I was working on the declivity which led to the Val d'Etretat. This particular morning, I had, by chance, the sort of floating vapor, which was necessary for my purpose. Suddenly, an object appeared in front of me, a kind of phantom; it was Miss Harriet. On seeing me, she took to flight. But I called after her saying: "Come here, come here, Mademoiselle, I have a nice little picture for you."

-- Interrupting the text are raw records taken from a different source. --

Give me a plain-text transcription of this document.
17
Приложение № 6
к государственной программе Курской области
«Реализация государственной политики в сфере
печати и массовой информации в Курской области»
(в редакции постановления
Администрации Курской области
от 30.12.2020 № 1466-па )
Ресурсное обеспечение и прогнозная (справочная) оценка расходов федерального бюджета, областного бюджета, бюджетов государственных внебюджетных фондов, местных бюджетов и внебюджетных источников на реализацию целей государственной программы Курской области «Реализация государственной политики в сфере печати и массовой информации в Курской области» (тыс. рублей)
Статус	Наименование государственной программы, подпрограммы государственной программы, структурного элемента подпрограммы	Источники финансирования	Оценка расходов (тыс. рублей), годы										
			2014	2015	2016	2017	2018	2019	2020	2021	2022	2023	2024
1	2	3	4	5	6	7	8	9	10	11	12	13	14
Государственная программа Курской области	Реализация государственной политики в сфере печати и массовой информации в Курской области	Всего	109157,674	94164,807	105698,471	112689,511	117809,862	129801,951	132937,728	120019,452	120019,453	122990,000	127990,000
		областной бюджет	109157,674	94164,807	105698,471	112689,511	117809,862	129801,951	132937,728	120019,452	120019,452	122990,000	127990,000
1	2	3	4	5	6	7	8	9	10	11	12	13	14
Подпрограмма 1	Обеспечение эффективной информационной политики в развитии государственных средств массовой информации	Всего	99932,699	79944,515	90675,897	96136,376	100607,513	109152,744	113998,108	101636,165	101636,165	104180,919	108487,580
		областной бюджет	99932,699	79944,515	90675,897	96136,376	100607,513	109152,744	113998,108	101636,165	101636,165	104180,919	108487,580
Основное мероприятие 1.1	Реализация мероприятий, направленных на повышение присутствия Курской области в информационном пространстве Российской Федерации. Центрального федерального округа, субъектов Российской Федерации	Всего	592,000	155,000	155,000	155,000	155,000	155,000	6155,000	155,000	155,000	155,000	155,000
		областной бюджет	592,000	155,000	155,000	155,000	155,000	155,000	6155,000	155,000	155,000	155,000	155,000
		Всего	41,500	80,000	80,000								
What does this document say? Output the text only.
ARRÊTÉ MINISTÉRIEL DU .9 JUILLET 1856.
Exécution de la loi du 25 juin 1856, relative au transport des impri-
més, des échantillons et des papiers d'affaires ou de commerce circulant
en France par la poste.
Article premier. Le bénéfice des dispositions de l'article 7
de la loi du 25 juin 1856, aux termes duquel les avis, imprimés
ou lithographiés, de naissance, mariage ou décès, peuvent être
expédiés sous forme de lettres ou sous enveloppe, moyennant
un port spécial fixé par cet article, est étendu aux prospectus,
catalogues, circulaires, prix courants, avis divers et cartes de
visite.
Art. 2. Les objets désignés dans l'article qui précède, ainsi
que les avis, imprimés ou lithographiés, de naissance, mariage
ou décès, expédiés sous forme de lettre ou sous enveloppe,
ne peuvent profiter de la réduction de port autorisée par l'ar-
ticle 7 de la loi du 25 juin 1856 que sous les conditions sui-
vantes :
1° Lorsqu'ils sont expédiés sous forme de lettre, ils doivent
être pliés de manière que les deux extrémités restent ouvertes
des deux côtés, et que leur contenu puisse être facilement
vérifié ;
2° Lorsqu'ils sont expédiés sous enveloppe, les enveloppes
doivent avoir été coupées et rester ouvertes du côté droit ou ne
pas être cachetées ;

She came forward, though with seeming reluctance. I handed her my sketch. She said nothing, but stood for a long time, motionless, regarding it; and, suddenly, she burst into tears. She wept spasmodically, like men who have been struggling hard against shedding tears, but who can do so no longer, and abandon themselves to grief, though still resisting. I got up, trembling, moved myself by the sight of a sorrow I did not comprehend, and I took her by the hand with an impulse of brusque affection, a true French impulse which impels one quicker than one thinks.

She let her hands rest in mine for a few seconds, and I felt them quiver as if her whole nervous system was twisting and turning. Then she withdrew her hands abruptly, or, rather tore them out of mine.

I recognized that shiver, as soon as I had felt it; I was deceived in nothing. Ah! the live shiver of a woman, whether she is fifteen or fifty years of age, whether she is one of the people or one of the monde, goes so straight to my heart that I never had any compunctions in understanding it!

Her whole frail being trembled, vibrated, swooned. I knew it. She walked away before I had time to say a word, leaving me as surprised as if I had witnessed a miracle, and as troubled as if I had committed a crime.

I did not go in to breakfast. I went to make a tour on the banks of the Falaise, feeling that I would just as lieve weep as laugh, looking on the adventure as both comic and deplorable, and my position as ridiculous, fain to believe that I had lost my head.

I asked myself what I ought to do. I debated with myself whether I ought to take my leave of the place and almost immediately my resolution was formed.

Somewhat sad and perplexed, I wandered about until dinner time, and I entered the farm house just when the soup had been served up.

I sat down at the table, as usual. Miss Harriet was there, munching away solemnly, without speaking to anyone, without even lifting eyes. She wore, however, her usual expression, both of countenance and manner.

I waited, patiently, till the meal had been finished, when, turning towards the landlady I said: "See here, Madame Lecacheur, it will not be long now before I shall have to take my leave of you."